Celebrate the history of statistics: Drink a Guinness

How a master brewer forged new ground in the quantitative progress of science

Published September 28, 2009 10:23PM (EDT)

Any statistics treatise that includes a reference to "the great experimental maltster and barley farmer" Edwin S. Beaven is obviously well worth reading. Naturally, I had never heard of Mr. Beaven before imbibing "Great Lease, Arthur Guinness -- Lovely Day for a Gosset!", Stephen T. Ziliak's tale of how a master brewer at Arthur Guinness Son & Company, Ltd, perfected "small sample theory." I'm just happy to know that there is a world where experimental maltsters get the recognition and hero worship that they deserve. This is a good thing. (Found via Mark Thoma.)

There is much to learn from Ziliak's mildly inebriated story of "Guinessometrics," to be published in the Journal of Wine Economics' special "Beeronomics" issue. For example, I did not know that Nigeria is Guiness's third largest market after the UK and Ireland. And I was sadly unaware that "Fermentation studies have been at the center of quantitative progress in science."

Although it sure makes sense when you think about it. If necessity is the mother of invention, then the necessity of brewing quality spirits should naturally be the mother of quantitative progress in science. Of course Joseph Priestley discovered carbon dioxide while "studying gases emitted from experimental beer he was brewing." And of course Lavoisier's brilliant insight into "the principle of conservation of mass" came in the context of his description of what happened when he experimented with fermenting grapes into wine.

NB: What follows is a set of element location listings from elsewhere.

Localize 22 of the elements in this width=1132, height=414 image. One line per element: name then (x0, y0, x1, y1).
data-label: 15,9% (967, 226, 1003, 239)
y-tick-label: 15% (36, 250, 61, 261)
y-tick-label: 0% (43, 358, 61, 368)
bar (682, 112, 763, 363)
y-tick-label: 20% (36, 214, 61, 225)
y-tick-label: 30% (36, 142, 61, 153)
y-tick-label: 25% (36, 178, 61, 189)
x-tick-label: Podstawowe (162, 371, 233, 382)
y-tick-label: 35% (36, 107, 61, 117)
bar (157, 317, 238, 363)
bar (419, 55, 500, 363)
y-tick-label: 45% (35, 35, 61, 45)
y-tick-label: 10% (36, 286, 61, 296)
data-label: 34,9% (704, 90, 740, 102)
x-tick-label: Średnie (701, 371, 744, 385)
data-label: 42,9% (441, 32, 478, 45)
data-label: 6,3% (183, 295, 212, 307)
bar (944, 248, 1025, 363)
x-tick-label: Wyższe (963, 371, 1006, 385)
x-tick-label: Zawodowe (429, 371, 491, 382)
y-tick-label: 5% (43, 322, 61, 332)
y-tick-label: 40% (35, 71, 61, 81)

Who says science and alcohol don't mix? Without alcohol, we might not have science. Or at the very least, chemistry.

I am not well enough versed in the history of statistics to judge Ziliak's central thesis, which is that the legendary master brewer William Gosset's "exacting approach to discovering the sources of errors, both random and real, in his and in others' experiments on fermentation and plant inputs, marked a significant advance over the approaches taken by previous students." But packed in with so many jokes about hops and yeast, one hardly wishes to quibble..

Say goodbye to the "look-touch-and-sniff approach of 18th century craft brewers." By the time Gosset arrived, in the early 20th century, Guinness was the largest brewer in the world, and Gosset had to solve some hard practical problems. For example, when producing beer by the millions of hogsheads, how do you ensure the quality of your ingredients when dealing with huge quantities? As Ziliak notes: "You don't have to tell a brewer that running a series of experiments on malt characteristics or of yield trials on barley can grow expensive, fast." You can't test it all: In fact, there's an economic imperative mandating testing as small a sample as you can get away with. But the smaller the sample tested, the larger the potential error rate. According to Ziliak, Gosset devoted four decades to refining the state-of-the-art in statistical analysis on such subjects, all for the greater glory of Guinness.

But then again, how does such brilliance compare with a can of Coors Light featuring mountains that turn blue when the "world's most refreshing beer" is appropriately cold? How come Gosset never thought of that?